# Chinese Chestnut flowers



## Cadence (Mar 31, 2014)




----------



## GaryG74 (Apr 9, 2014)

Nice photos. I have 25-30 hybrid Chestnut trees (American/Japanese, Am/Korean, Am/Ch/European, etc.) that the bees work really hard every year.


----------



## D Coates (Jan 6, 2006)

I'd never seen them so thanks for posting. I just planted 10 chestnuts for food plots and I'm planning on another 10 this fall with the idea that I'd continue this for another 6-8 years ending up with 150 or so scattered in clusters across the 350 acres. I've also put 5 hives out there this year though I don't anticipate them having anything to work (that I planted) for 4-5 years.


----------



## Cadence (Mar 31, 2014)

Chestnut trees are great for the wildlife as our game cameras show, and it adds to the bees food source. 

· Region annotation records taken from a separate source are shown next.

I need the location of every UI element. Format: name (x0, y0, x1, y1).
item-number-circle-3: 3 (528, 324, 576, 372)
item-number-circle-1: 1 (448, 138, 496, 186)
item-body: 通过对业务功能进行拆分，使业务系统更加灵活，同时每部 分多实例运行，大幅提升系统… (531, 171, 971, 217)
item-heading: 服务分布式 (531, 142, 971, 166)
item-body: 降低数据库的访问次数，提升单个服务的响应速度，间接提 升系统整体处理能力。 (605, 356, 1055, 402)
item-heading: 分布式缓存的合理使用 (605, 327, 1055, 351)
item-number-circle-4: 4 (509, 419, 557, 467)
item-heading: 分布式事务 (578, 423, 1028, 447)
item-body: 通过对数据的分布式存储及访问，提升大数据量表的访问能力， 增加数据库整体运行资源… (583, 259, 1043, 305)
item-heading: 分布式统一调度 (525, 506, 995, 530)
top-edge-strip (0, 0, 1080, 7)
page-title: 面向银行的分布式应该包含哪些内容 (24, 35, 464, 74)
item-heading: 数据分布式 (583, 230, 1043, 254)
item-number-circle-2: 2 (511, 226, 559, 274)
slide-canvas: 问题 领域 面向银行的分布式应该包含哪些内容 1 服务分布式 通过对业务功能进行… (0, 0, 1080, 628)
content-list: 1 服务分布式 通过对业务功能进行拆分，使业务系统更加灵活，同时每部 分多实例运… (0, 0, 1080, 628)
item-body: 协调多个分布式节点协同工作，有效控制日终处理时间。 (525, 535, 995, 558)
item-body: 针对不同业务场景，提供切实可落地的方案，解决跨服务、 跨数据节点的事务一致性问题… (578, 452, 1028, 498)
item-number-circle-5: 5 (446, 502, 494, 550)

It's nice to see others are planting a variety of trees, since we have a heavy pine monoculture in Alabama. Pines are a crop and most look at getting the most money off the land as they can. You just don't see hardwoods or a healthy variety of other species being planted back for nature to use and survive with.


----------



## GaryG74 (Apr 9, 2014)

With the exception of the variety "Sleeping Giant" (starts around 8-10 years), most of mine start bearing at 3 to 5 years and increase production every year unless we have a drought, then the nuts are usually smaller. The oldest are around 20 years old and the deer and squirrels have a field day when the nuts start dropping. Makes it hard to get any for myself.


----------



## biggraham610 (Jun 26, 2013)

I have several hundred "Sweetheart" the bees love them just as much as the deer and turkeys. Wet spring has postponed a lot of our blossoms, but It may work out lengthening our usually brief heavy flow. G


----------



## D Coates (Jan 6, 2006)

We're in mostly heavy timber here. The majority of trees being varieties of red oaks. I'll be out there this weekend to review how the saplings are doing as well as reviewing the bees. I spent almost as much on the guards, ground cover, and stakes as I did for all the saplings themselves. I also put out apples, crab apples and pears so in the long run the wildlife has a pretty steady food supply all year round. Ironically, all of the trees in question require bees to effectively pollinate.


----------